Старик мелко и часто, как на пружинке, закивал головой, потом провел ладонью перед лицом и сказал:

— Ну, ладно, кинь еще одну монетку — глядишь, и исполнится твоё желание!

— Зачем тебе деньги — они ж только видимость! — не удержался от подковырки Федька.

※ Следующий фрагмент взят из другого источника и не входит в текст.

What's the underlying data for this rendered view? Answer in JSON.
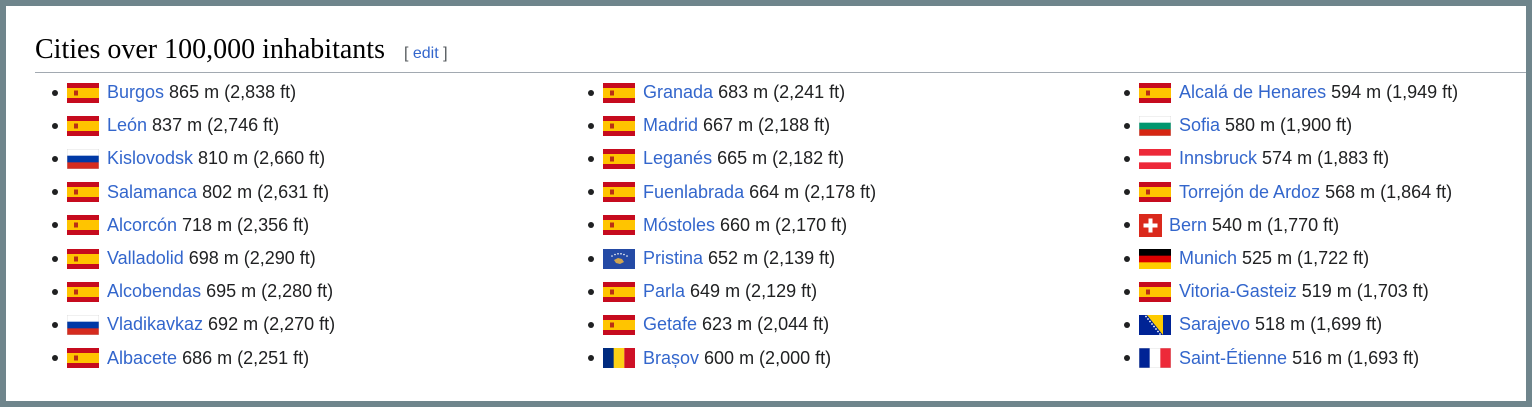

— А я, может, хочу одну видимость на другую поменять! — ухмыльнулся старик и, как только в глиняную плошку брякнула еще одна полушка, резко хлопнул в ладоши. И всё исчезло — и дорожная кибитка, и телега с товаром, и его недавние собеседники.

* * *

Петр Каримович открыл глаза и увидел над собой привычный с детства бревенчатый потолок родного дома.

— Очнулся! Очнулся, батюшка, очнулся, кормилец! — обрадовано заголосила старенькая Марьям, вынянчившая и его самого, и троих его младших братьев.

Купец повернул голову. Был он раздет до исподнего, заботливо укрыт пуховым одеялом, и чистые льняные простыни приятно холодили кожу.

— Это… болел я, что ль? — спросил он, подивившись тому, как сипло прозвучал его голос.

Откуда-то сбоку вынырнул Федька в новёхонькой поддевке и, сминая в руках картуз, зачастил:

— Так ведь лихорадка тебя скрутила на обратном-то пути. В самой Индии, вроде, ничего, а вот в Константинополе совсем занедужил. Уж и не чаяли тебя до дому-то довезти. Благо, жёнка твоя всё отвары варила да травами какими-то тебя окуривала — выходила. А товар весь в сохранности — и шелк, и перец, и жемчуга, и чай — не сомневайся!

— Жёнка? — недоуменно переспросил Петр Каримович, и тут же прямо к кровати рухнула на колени молодая, черноглазая с тугими темными косами и нежной смуглой кожей.

— Ничего не помню — туман в голове… Звать-то тебя как?

— Майя, — застенчиво шепнула молодуха.

* * *

— Зря вы это, дедушка, — сказал мальчик, выходя из кустов и протягивая ламе полную пригоршню мелкой и духовитой дикой малины. — В Весак не вы мирянам, а они вам подарки дарить должны. А этот… Всё равно ничего он не поймёт!

— Не поймет, — согласился старик, взял одну ягодку и забросил ее в рот. — Но, может, хоть счастлив будет.